И двинулся дальше своей дорогой. Вокруг него тотчас собралась толпа стариков, на которых он раньше никогда и не смотрел, а теперь заговорил с ними и благословил некоторых из них.

— Поверить невозможно! — воскликнул Тибо. — Эти люди идут к нему, будто он — рака с мощами какого-нибудь святого. Что с ним такое случилось?

— Может быть, все дело в возрасте, а может быть, совесть пробудилась? И потом... у него горе!

— Горе?

— Госпожа Аньес умирает сейчас во дворце. Совсем одна! Мне кажется, он все-таки любил ее. Она так много для него сделала!

— А что же Сибилла? Я хотел сказать — королева?

— Нет больше никакой королевы. Горожане едва не растерзали ее на куски, считая виновной во всех их несчастьях. Они говорят, что она украла корону Бодуэна, чтобы отдать ее трусливому глупцу. Хуже того: ее обвиняют в том, что она позволила убить своего сына, маленького Бодуэна. Так что однажды ночью она сбежала вместе со своими придворными дамами и слугами. Ее дворец расположен совсем рядом с воротами Давида. Открыть их было нетрудно, и Сибилла бежала в Яффу, а оттуда отплыла в Акру или Тир, точно не знаю. Больше мне ничего не известно.

Продолжая разговаривать, они дошли до базилики Гроба Господня, где прибывшие хотели помолиться, как делает всякий паломник, добравшись до цели, и всякий житель Иерусалима, возвратившись из долгого путешествия. Они вернулись в Святой город от врат смерти, ничуть не сомневаясь в том, что все-таки обязательно вновь увидят родной город. В полном соответствии с девизом тамплиеров, они ни о чем не просили для себя лично, а молились, во славу Божию, о возвращении мира в королевство, выстроенное вокруг самой священной из всех гробниц... Затем они вошли в крипту королей, чтобы помолиться у мраморной плиты, под которой покоился наконец-то получивший избавление от страданий прокаженный. И в это мгновение Тибо почудилось, будто в его ушах еще звучит измученный голос Бодуэна, звучат слова, которые тот прошептал перед смертью: «Ариана... Изабелла... позаботься о них!»

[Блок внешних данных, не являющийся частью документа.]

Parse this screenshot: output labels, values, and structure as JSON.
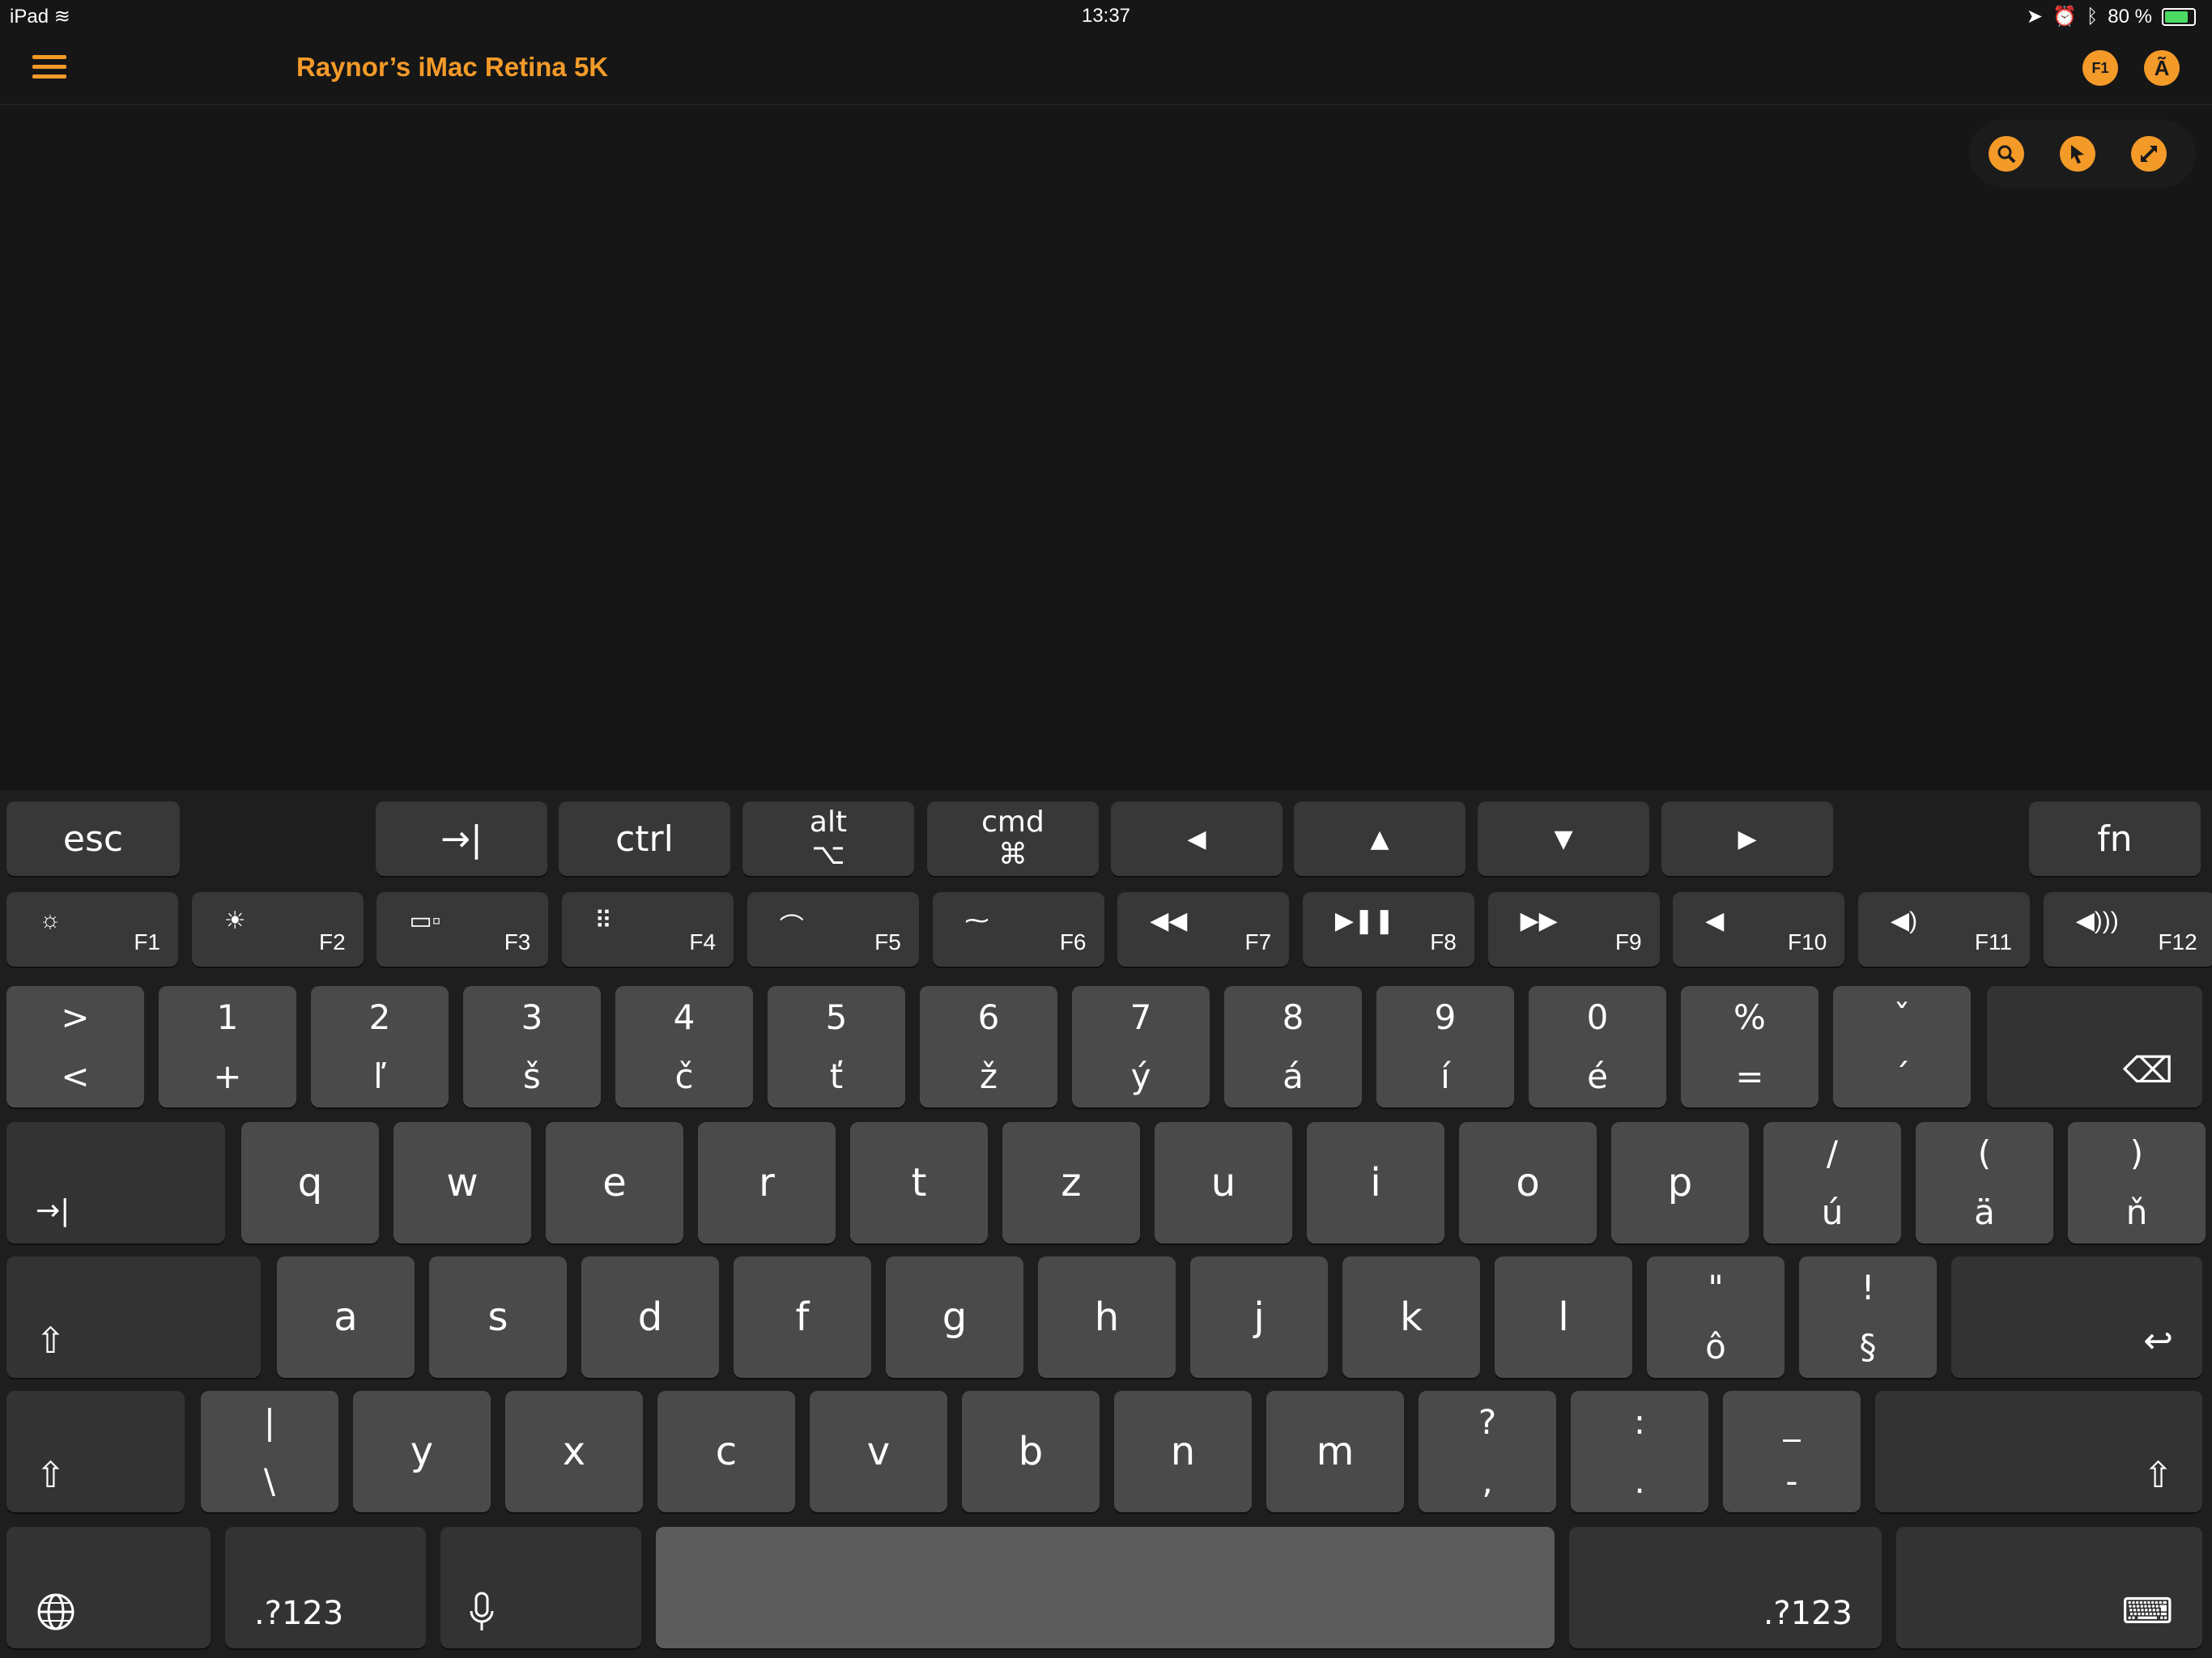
{
  "status": {
    "device": "iPad",
    "time": "13:37",
    "battery": "80 %",
    "battery_level": 0.8
  },
  "nav": {
    "title": "Raynor’s iMac Retina 5K",
    "f_label": "F1"
  },
  "mods": {
    "esc": "esc",
    "ctrl": "ctrl",
    "alt": "alt",
    "alt_sym": "⌥",
    "cmd": "cmd",
    "cmd_sym": "⌘",
    "fn": "fn",
    "left": "◀",
    "up": "▲",
    "down": "▼",
    "right": "▶",
    "tab": "→|"
  },
  "fkeys": [
    {
      "label": "F1",
      "icon": "brightness-down-icon",
      "glyph": "☼"
    },
    {
      "label": "F2",
      "icon": "brightness-up-icon",
      "glyph": "☀"
    },
    {
      "label": "F3",
      "icon": "mission-control-icon",
      "glyph": "▭▫"
    },
    {
      "label": "F4",
      "icon": "launchpad-icon",
      "glyph": "⠿"
    },
    {
      "label": "F5",
      "icon": "keyboard-light-down-icon",
      "glyph": "⌒"
    },
    {
      "label": "F6",
      "icon": "keyboard-light-up-icon",
      "glyph": "⁓"
    },
    {
      "label": "F7",
      "icon": "rewind-icon",
      "glyph": "◀◀"
    },
    {
      "label": "F8",
      "icon": "play-pause-icon",
      "glyph": "▶❚❚"
    },
    {
      "label": "F9",
      "icon": "fast-forward-icon",
      "glyph": "▶▶"
    },
    {
      "label": "F10",
      "icon": "mute-icon",
      "glyph": "◀"
    },
    {
      "label": "F11",
      "icon": "volume-down-icon",
      "glyph": "◀)"
    },
    {
      "label": "F12",
      "icon": "volume-up-icon",
      "glyph": "◀)))"
    }
  ],
  "row1": [
    {
      "top": ">",
      "bot": "<"
    },
    {
      "top": "1",
      "bot": "+"
    },
    {
      "top": "2",
      "bot": "ľ"
    },
    {
      "top": "3",
      "bot": "š"
    },
    {
      "top": "4",
      "bot": "č"
    },
    {
      "top": "5",
      "bot": "ť"
    },
    {
      "top": "6",
      "bot": "ž"
    },
    {
      "top": "7",
      "bot": "ý"
    },
    {
      "top": "8",
      "bot": "á"
    },
    {
      "top": "9",
      "bot": "í"
    },
    {
      "top": "0",
      "bot": "é"
    },
    {
      "top": "%",
      "bot": "="
    },
    {
      "top": "ˇ",
      "bot": "´"
    }
  ],
  "row2": [
    "q",
    "w",
    "e",
    "r",
    "t",
    "z",
    "u",
    "i",
    "o",
    "p"
  ],
  "row2_extra": [
    {
      "top": "/",
      "bot": "ú"
    },
    {
      "top": "(",
      "bot": "ä"
    },
    {
      "top": ")",
      "bot": "ň"
    }
  ],
  "row3": [
    "a",
    "s",
    "d",
    "f",
    "g",
    "h",
    "j",
    "k",
    "l"
  ],
  "row3_extra": [
    {
      "top": "\"",
      "bot": "ô"
    },
    {
      "top": "!",
      "bot": "§"
    }
  ],
  "row4_first": {
    "top": "|",
    "bot": "\\"
  },
  "row4": [
    "y",
    "x",
    "c",
    "v",
    "b",
    "n",
    "m"
  ],
  "row4_extra": [
    {
      "top": "?",
      "bot": ","
    },
    {
      "top": ":",
      "bot": "."
    },
    {
      "top": "_",
      "bot": "-"
    }
  ],
  "bottom": {
    "num_left": ".?123",
    "num_right": ".?123"
  },
  "glyphs": {
    "backspace": "⌫",
    "tab": "→|",
    "shift": "⇧",
    "return": "↩",
    "globe": "🌐",
    "mic": "🎙",
    "hide": "⌨",
    "menu": "≡"
  }
}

Когда они снова вышли наружу, площадь, еще недавно безлюдная, была заполнена коленопреклоненной толпой: как и каждый вечер, люди собрались помолиться Спасителю, чтобы Он защитил их город от ярости воинов ислама. Гераклий, стоя перед базиликой и потрясая посохом, серьезно и убежденно дирижировал этой общей молитвой.